Charlie Christian would go on to make numerous recordings with the sextet and septet, but his contribution included more than his imaginative solos. As is often the case in jazz, a catchy riff stumbled upon during improvisation may turn into the head of a new piece. Benny Goodman was notorious for taking complete or partial credit for melodies actually composed by his musicians. Nonetheless, Christian is given partial credit for several classics: "Seven Come Eleven," "Air Mail Special," and "Solo Flight," as well as lesser known numbers, such as "AC-DC Current" and "Shivers."
Charlie at Minton's
The sextet gave Charlie Christian fame and a stable income, and helped to legitimize and popularize the electric guitar as a jazz instrument. Nonetheless, Charlie's real jazz education may have occurred outside of the studios and touring halls, in the informal jam sessions that many jazz historians hail as the first tentative signs of bebop.
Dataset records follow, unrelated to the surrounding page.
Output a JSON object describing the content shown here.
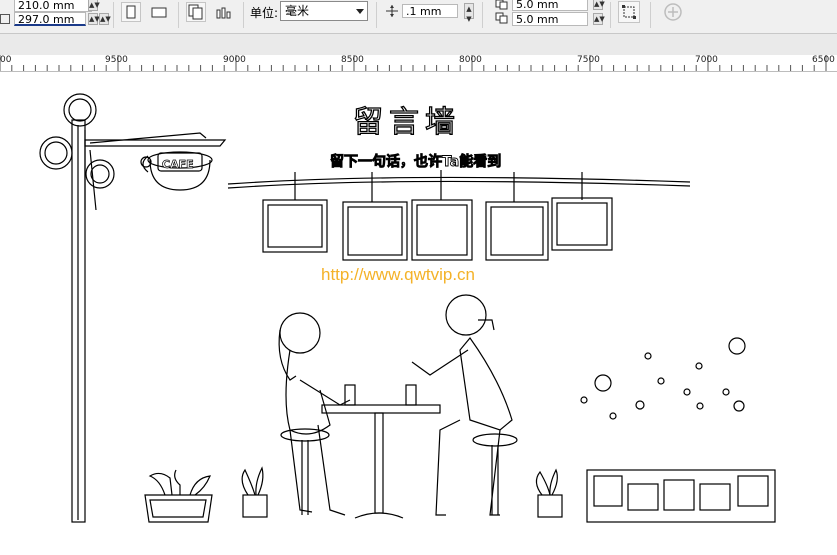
{
  "toolbar": {
    "width_value": "210.0 mm",
    "height_value": "297.0 mm",
    "unit_label": "单位:",
    "unit_value": "毫米",
    "nudge_value": ".1 mm",
    "dup_x_value": "5.0 mm",
    "dup_y_value": "5.0 mm"
  },
  "ruler": {
    "labels": [
      "00",
      "9500",
      "9000",
      "8500",
      "8000",
      "7500",
      "7000",
      "6500"
    ]
  },
  "artwork": {
    "title": "留言墙",
    "subtitle": "留下一句话，也许Ta能看到",
    "cafe_sign": "CAFE",
    "watermark": "http://www.qwtvip.cn"
  },
  "colors": {
    "toolbar_bg": "#f0f0f0",
    "watermark": "#f4b228",
    "line_art": "#000000"
  },
  "icons": [
    "portrait-icon",
    "landscape-icon",
    "all-pages-icon",
    "current-page-icon",
    "nudge-icon",
    "duplicate-x-icon",
    "duplicate-y-icon",
    "treat-as-filled-icon",
    "add-page-icon"
  ]
}
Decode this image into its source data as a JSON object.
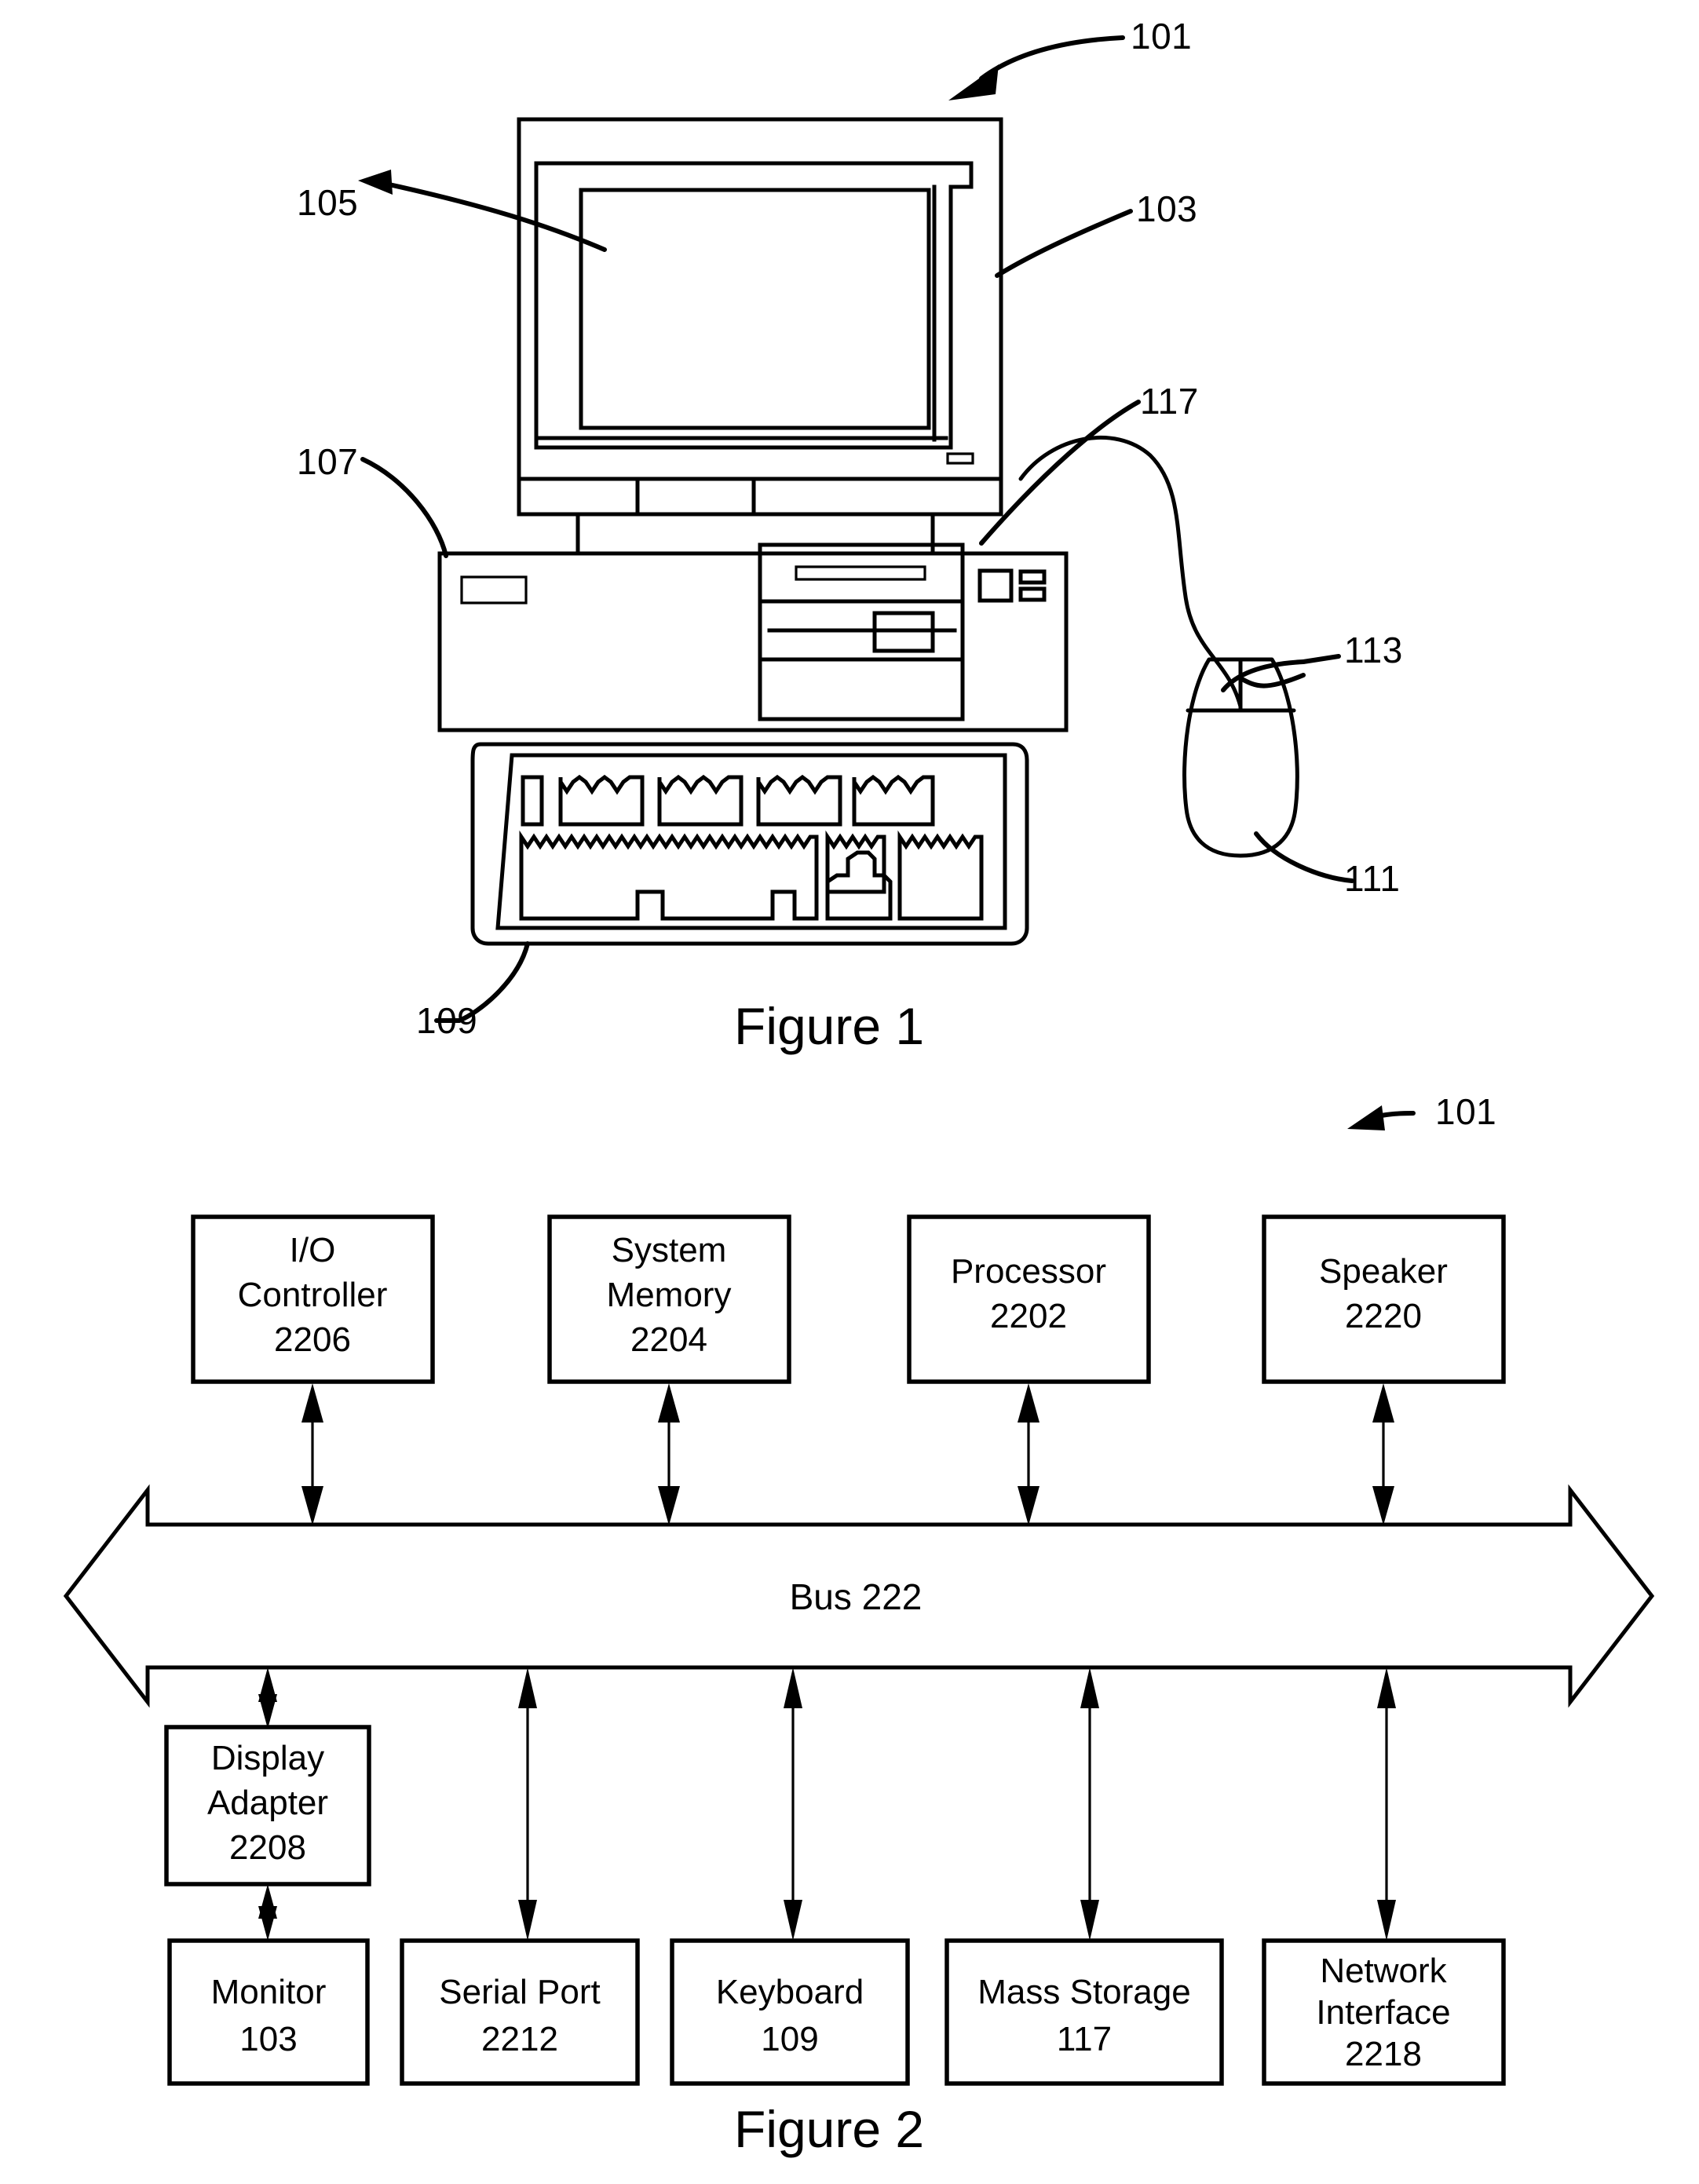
{
  "document": {
    "type": "patent-drawing-sheet",
    "figures": [
      {
        "id": "figure-1",
        "caption": "Figure 1",
        "description": "Desktop computer system with monitor, display screen, system unit, keyboard, mouse and mouse buttons",
        "reference_numerals": [
          {
            "number": "101",
            "refers_to": "computer system"
          },
          {
            "number": "103",
            "refers_to": "monitor"
          },
          {
            "number": "105",
            "refers_to": "display screen"
          },
          {
            "number": "107",
            "refers_to": "system unit / chassis"
          },
          {
            "number": "109",
            "refers_to": "keyboard"
          },
          {
            "number": "111",
            "refers_to": "mouse"
          },
          {
            "number": "113",
            "refers_to": "mouse buttons"
          },
          {
            "number": "117",
            "refers_to": "mass storage / drive bay"
          }
        ]
      },
      {
        "id": "figure-2",
        "caption": "Figure 2",
        "description": "Block diagram of the computer system architecture showing components attached to a common bus",
        "reference_numerals": [
          {
            "number": "101",
            "refers_to": "computer system"
          }
        ]
      }
    ]
  },
  "figure1": {
    "caption": "Figure 1",
    "labels": {
      "system": "101",
      "monitor": "103",
      "screen": "105",
      "system_unit": "107",
      "keyboard": "109",
      "mouse": "111",
      "mouse_buttons": "113",
      "mass_storage": "117"
    }
  },
  "figure2": {
    "caption": "Figure 2",
    "system_label": "101",
    "bus": {
      "label": "Bus 222",
      "name": "Bus",
      "numeral": "222"
    },
    "top_row": [
      {
        "name": "I/O Controller",
        "line1": "I/O",
        "line2": "Controller",
        "numeral": "2206"
      },
      {
        "name": "System Memory",
        "line1": "System",
        "line2": "Memory",
        "numeral": "2204"
      },
      {
        "name": "Processor",
        "line1": "Processor",
        "line2": "",
        "numeral": "2202"
      },
      {
        "name": "Speaker",
        "line1": "Speaker",
        "line2": "",
        "numeral": "2220"
      }
    ],
    "adapter": {
      "name": "Display Adapter",
      "line1": "Display",
      "line2": "Adapter",
      "numeral": "2208"
    },
    "bottom_row": [
      {
        "name": "Monitor",
        "line1": "Monitor",
        "line2": "",
        "numeral": "103"
      },
      {
        "name": "Serial Port",
        "line1": "Serial Port",
        "line2": "",
        "numeral": "2212"
      },
      {
        "name": "Keyboard",
        "line1": "Keyboard",
        "line2": "",
        "numeral": "109"
      },
      {
        "name": "Mass Storage",
        "line1": "Mass Storage",
        "line2": "",
        "numeral": "117"
      },
      {
        "name": "Network Interface",
        "line1": "Network",
        "line2": "Interface",
        "numeral": "2218"
      }
    ]
  },
  "colors": {
    "ink": "#000000",
    "paper": "#ffffff"
  }
}
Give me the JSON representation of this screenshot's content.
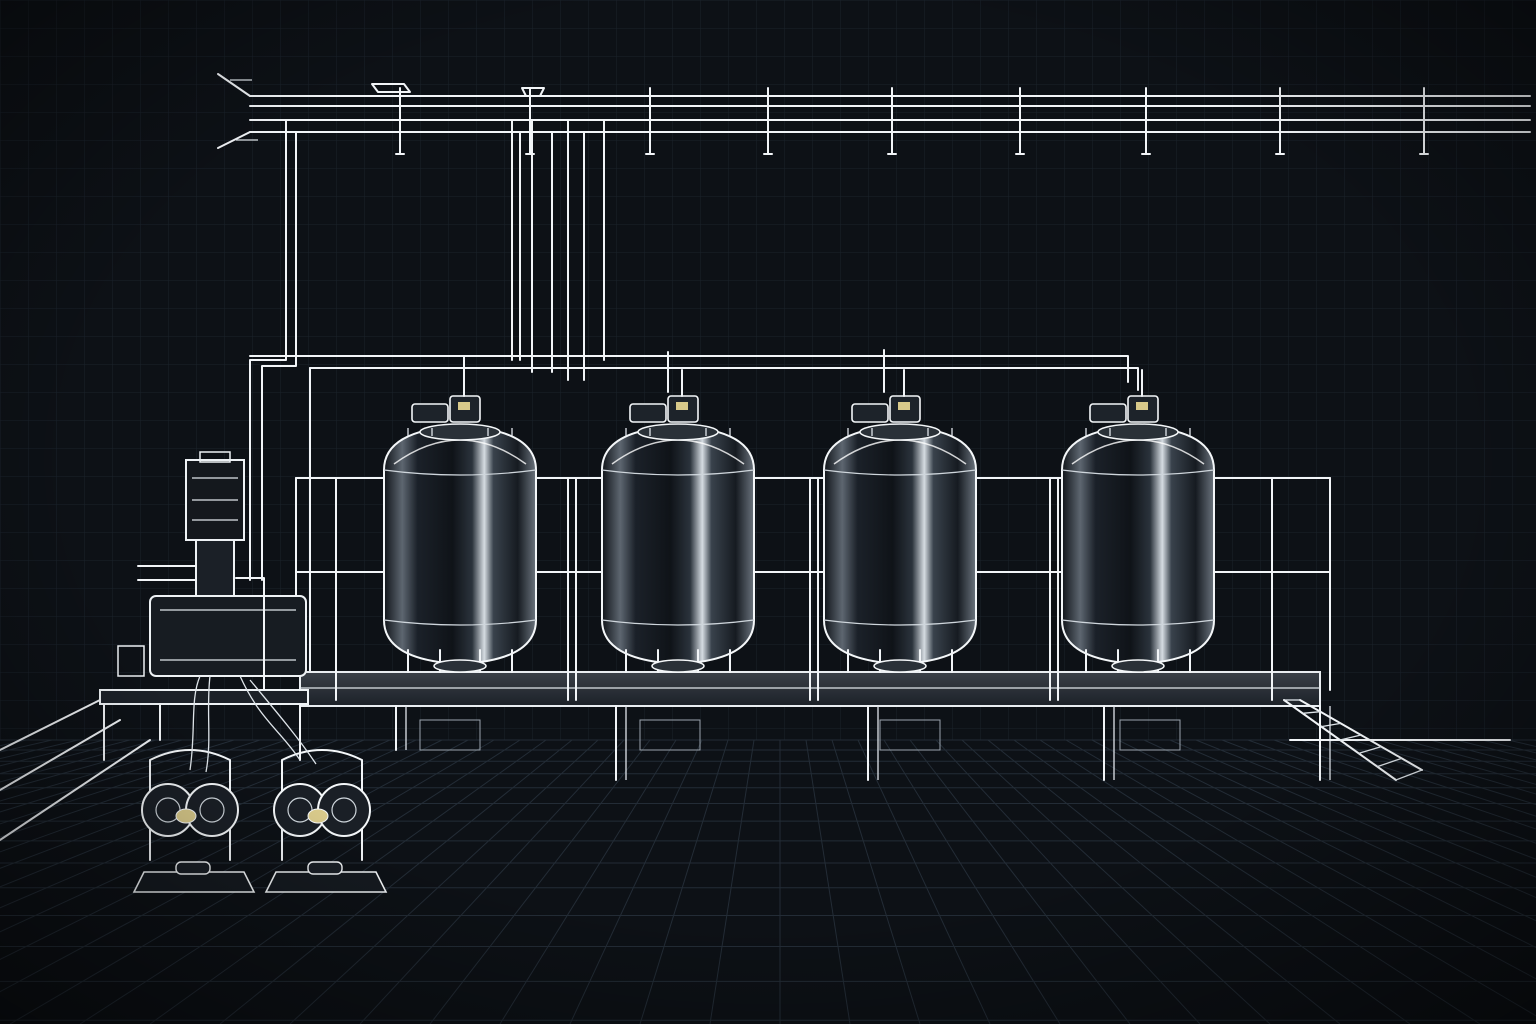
{
  "scene": {
    "subject": "",
    "vessel_count": 4,
    "pump_count": 2
  },
  "palette": {
    "background": "#0d1116",
    "grid": "#1b232c",
    "linework": "#f2f5f8",
    "vessel_fill_dark": "#1a1f26",
    "vessel_fill_light": "#c9d1d8",
    "gauge_accent": "#d8c98a"
  },
  "icons": {
    "vessel": "reactor-tank-icon",
    "pump": "diaphragm-pump-icon",
    "mixer": "mixer-station-icon",
    "stair": "stair-icon",
    "pipe_rack": "pipe-rack-icon"
  }
}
The most famous of these sessions took place in a club called Minton's on New York's West 118th Street. The club, located in a former dining room in the Hotel Cecil, was established by a retired sax player named Henry Minton. In a stroke of genius, Minton hired fellow saxophonist and former bandleader Teddy Hill to manage the place. Hill hired a rhythm section including Thelonious Monk and Kenny Clarke, and the now-legendary nightly jam sessions began.